RC modellers wire the tailboom, the belt pulley, tail rotor shaft, and the bearing it sits on together in order to keep everything at the same potential. THey also then connect this to the ground on their electronics. Is everything clear?

My question is...wouldn't it be better to connect it to the electronics through a leakage resistor similar to those found in ESD wrist straps rather than a direct connection? Because if you touched say the tailboom and there was a sudden ESD discharge it would make its way back into the electronics via that ground connection?
 

duffy

Well-Known Member
I would think so, less of a sharp-risetime "snap" to induce noise.
 

arrie

New Member
Do they all use belt drive trains?
Would a lightweight drive shaft and gearing not solve the issue?

I think so
But I'm not RC heli expert.
Hobby is too expensive.
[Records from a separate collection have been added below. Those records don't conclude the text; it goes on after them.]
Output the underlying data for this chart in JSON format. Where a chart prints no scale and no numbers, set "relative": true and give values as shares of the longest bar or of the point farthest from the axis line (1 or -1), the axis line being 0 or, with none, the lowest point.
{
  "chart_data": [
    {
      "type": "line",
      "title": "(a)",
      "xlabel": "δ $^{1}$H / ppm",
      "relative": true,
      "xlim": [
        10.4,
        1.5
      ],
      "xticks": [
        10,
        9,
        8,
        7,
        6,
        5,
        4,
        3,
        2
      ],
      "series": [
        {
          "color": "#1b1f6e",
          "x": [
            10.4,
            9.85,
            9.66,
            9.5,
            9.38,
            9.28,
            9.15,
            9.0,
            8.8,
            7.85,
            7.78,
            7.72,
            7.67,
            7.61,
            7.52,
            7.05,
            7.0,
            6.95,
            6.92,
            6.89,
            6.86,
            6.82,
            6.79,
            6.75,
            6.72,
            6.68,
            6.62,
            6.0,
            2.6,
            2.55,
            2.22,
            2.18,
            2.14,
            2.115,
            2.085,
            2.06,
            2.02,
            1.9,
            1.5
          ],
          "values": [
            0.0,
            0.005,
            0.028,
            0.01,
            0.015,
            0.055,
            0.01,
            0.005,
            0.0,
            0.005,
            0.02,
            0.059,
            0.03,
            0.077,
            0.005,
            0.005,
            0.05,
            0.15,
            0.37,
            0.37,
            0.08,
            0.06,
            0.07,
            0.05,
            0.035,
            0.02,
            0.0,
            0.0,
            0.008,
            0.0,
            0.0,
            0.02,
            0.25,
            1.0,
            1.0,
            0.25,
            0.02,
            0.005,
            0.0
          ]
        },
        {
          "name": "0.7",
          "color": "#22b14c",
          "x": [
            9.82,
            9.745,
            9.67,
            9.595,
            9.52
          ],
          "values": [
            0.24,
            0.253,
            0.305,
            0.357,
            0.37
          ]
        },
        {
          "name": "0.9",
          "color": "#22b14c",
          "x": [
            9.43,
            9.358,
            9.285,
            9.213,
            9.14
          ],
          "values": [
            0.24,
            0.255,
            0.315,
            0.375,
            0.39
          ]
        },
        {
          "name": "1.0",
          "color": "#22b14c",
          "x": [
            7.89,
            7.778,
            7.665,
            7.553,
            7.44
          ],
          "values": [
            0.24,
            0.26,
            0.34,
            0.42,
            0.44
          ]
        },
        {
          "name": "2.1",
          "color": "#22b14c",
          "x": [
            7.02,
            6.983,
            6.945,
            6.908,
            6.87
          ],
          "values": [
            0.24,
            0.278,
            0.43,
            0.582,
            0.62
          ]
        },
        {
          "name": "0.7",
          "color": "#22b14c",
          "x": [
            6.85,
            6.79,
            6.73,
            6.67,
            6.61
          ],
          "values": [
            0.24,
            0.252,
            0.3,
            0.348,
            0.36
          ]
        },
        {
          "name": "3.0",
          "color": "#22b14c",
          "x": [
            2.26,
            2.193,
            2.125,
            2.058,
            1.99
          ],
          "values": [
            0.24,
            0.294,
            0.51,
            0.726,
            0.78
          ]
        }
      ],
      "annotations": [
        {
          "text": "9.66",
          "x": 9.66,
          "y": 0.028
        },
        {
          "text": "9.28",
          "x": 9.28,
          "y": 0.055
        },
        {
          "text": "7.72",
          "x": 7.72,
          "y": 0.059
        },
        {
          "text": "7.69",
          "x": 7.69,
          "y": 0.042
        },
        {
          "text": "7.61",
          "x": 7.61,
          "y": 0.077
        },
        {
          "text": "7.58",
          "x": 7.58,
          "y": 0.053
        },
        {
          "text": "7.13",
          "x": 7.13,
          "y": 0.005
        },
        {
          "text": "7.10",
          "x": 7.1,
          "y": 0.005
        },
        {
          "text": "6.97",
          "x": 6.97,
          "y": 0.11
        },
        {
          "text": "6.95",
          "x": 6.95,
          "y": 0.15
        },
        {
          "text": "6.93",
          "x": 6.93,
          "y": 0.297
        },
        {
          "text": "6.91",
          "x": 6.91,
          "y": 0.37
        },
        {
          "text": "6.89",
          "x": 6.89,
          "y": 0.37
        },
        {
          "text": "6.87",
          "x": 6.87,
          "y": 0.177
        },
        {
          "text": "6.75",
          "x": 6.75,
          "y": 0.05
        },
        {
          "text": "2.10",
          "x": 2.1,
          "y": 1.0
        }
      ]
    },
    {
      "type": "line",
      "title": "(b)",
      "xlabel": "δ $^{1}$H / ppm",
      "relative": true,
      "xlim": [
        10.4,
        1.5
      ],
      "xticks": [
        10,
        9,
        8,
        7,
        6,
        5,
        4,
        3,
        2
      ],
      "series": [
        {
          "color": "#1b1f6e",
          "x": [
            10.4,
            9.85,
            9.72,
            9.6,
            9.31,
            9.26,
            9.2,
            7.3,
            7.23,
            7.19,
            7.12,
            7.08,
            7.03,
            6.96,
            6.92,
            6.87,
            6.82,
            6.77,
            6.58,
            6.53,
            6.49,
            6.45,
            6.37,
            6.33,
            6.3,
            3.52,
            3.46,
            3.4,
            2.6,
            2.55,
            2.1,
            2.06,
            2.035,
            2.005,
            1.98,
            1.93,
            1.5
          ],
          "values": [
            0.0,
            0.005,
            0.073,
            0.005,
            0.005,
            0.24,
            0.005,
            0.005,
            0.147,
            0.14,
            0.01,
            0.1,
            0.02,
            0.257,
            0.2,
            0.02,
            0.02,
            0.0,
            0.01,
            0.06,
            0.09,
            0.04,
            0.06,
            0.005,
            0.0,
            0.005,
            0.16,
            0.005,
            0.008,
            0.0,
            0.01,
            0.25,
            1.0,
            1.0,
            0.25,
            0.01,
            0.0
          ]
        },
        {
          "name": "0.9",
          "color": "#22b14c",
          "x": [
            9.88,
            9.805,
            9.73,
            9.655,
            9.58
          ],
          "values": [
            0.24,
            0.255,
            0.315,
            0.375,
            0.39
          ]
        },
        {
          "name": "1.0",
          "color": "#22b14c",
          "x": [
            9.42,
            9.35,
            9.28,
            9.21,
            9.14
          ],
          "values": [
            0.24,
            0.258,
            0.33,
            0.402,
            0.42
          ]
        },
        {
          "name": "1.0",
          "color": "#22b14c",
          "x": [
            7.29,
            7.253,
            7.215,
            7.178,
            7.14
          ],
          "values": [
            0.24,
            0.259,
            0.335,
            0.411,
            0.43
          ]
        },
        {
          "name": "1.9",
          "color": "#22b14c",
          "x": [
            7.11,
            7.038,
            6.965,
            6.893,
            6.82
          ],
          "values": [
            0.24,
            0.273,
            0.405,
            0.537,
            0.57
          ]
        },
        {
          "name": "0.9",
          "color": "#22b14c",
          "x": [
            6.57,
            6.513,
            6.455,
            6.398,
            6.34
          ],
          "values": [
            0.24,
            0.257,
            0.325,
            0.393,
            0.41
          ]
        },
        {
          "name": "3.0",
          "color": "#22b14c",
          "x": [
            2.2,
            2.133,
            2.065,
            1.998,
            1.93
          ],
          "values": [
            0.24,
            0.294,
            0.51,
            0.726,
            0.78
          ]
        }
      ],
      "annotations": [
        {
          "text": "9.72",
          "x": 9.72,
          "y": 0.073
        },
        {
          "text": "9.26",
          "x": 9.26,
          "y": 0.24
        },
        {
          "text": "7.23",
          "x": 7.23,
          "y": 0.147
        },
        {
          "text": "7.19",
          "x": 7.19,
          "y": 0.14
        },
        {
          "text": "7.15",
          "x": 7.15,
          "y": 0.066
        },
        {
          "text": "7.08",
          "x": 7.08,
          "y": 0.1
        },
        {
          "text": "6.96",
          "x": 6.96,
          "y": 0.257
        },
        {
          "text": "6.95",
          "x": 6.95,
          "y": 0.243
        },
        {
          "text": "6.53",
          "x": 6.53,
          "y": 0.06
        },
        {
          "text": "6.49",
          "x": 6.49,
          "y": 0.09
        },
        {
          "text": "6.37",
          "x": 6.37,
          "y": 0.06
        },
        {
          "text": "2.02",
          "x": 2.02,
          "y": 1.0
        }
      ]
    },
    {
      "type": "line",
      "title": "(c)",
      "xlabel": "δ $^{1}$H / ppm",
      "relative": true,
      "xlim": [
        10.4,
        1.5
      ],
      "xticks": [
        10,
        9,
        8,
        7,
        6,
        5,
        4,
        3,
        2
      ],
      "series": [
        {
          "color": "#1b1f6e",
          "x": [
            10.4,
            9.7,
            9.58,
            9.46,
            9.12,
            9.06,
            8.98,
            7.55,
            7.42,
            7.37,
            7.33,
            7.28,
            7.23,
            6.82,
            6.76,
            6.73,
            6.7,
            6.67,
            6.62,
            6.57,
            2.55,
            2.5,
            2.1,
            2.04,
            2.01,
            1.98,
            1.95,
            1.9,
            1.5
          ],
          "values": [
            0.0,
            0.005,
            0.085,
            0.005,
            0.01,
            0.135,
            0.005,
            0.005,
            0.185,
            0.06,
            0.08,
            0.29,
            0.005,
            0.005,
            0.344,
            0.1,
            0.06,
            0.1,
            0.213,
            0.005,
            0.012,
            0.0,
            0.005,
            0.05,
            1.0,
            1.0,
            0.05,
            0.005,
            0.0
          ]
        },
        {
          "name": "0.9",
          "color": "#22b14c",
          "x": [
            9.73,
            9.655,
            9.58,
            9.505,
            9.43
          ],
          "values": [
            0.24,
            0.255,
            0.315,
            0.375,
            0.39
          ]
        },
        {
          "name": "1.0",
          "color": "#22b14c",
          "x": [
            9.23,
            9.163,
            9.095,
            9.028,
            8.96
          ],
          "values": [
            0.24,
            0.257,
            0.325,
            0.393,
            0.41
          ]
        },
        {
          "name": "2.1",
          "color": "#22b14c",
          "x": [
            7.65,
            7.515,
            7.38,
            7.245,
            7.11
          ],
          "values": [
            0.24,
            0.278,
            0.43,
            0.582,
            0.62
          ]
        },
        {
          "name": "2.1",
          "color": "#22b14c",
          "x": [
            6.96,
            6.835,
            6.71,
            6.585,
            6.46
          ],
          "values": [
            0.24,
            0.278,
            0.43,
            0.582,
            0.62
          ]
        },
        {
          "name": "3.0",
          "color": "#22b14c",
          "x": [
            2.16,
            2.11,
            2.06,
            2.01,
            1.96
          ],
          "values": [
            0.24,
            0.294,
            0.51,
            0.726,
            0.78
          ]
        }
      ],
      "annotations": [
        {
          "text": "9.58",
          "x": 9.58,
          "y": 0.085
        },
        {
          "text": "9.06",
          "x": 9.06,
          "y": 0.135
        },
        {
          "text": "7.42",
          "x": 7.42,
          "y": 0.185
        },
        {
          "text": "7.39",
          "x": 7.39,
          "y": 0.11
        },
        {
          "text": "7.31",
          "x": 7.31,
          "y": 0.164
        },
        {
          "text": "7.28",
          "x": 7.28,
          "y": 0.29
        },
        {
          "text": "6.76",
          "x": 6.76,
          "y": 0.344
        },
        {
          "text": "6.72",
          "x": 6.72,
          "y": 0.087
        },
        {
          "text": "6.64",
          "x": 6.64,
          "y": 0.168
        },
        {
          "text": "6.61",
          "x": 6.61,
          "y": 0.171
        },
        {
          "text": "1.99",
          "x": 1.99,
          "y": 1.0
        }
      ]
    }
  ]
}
I crash too often:(
 

dknguyen

Well-Known Member
Most Helpful Member
The term for an RC shaft-driven tail rotor is a "torque tube". Both belts and tubes are used. THere are advantages and disadvantages to both. ESD being one advantage of the torque tube. But the damage incurred from a tail rotor strike goes to the belt drive.

Other differences are mainly initial setup work, regular maintenance, and performance (though it only makes a difference if you fly really eratically).